Se reunían una sola vez y por un único motivo, se llamaban a sí mismos arrebatados. Cada vez que se exhibía Arrebato de Iván Zulueta, algo que no sucedía con frecuencia, aparecían desde las sombras de sus propias vidas, para encontrarse en el hall de un cine de segunda. Los conocí a todos una noche de domingo en el Príncipe Pío, de esto hace ya casi 20 años, y me parecieron vampiros inofensivos. Vampiros que no iban a beber más sangre que la suya. Eran otros tiempos y yo era otra persona. Tenía un solo amigo, José Márquez, que me había iniciado en los misterios de Arrebato, mucho antes de ver la película. La anticipación es tan necesaria para la construcción de una leyenda como la mala memoria.

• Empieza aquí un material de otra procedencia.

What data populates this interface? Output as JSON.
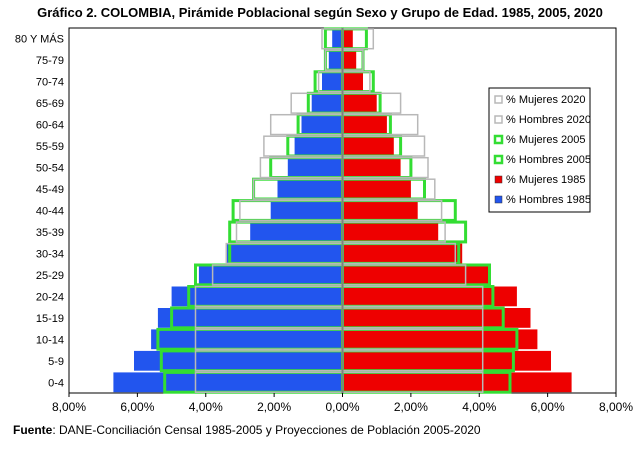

Arrebato era, antes de haberla visto siquiera, el pedazo de celuloide más importante de mi juventud,y ya se sabe que no hay momento en la vida más dado a la importancia. Por supuesto, todo era una pose y por supuesto, todo era condenadamente real al mismo tiempo. Recitábamos los diálogos de memoria, mirábamos los cromos en albumes imaginarios, pasábamos los dedos por las orlas y el tiempo se detenía en un lugar impreciso de la infancia. Bebíamos mucho, dormíamos poco. No sabíamos, ni queríamos saber, nada de la movida, para nosotros, en aquellos días, Iván Zulueta era la única persona en este país en la que se podía confiar. Corríamos por los tejados, cruzábamos la Castellana con los ojos cerrados, queríamos morir jóvenes, pero Dios cuida de los tontos.

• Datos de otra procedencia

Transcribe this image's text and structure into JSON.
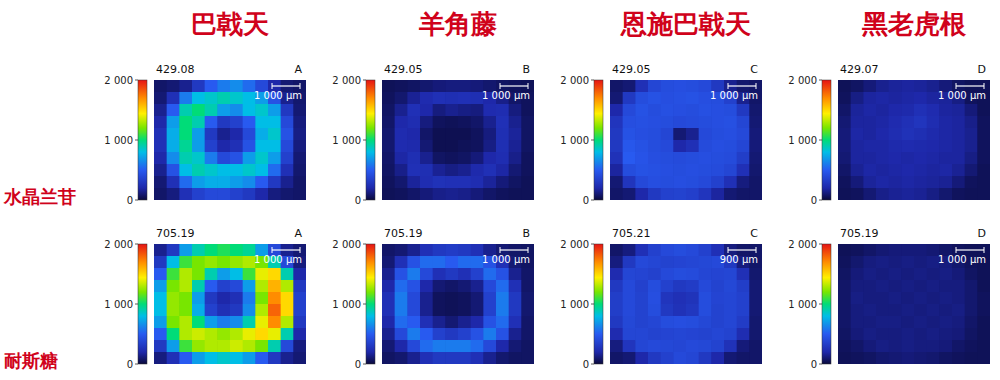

Los arrebatados no tenían mucho que ver unos con otros, seguramente todos tenían trabajos, mujeres, maridos y amigos distintos, pero de cuando en cuando, coincidían en un cine para no ser más que arrebatados.

Llegamos pronto, con las luces de la sala aún encendidas y vi como mi amigo saludaba al resto de los espectadores como si se tratase de viejos camaradas. Debía ser el 86 o el 87, y todo el mundo llevaba gafas oscuras.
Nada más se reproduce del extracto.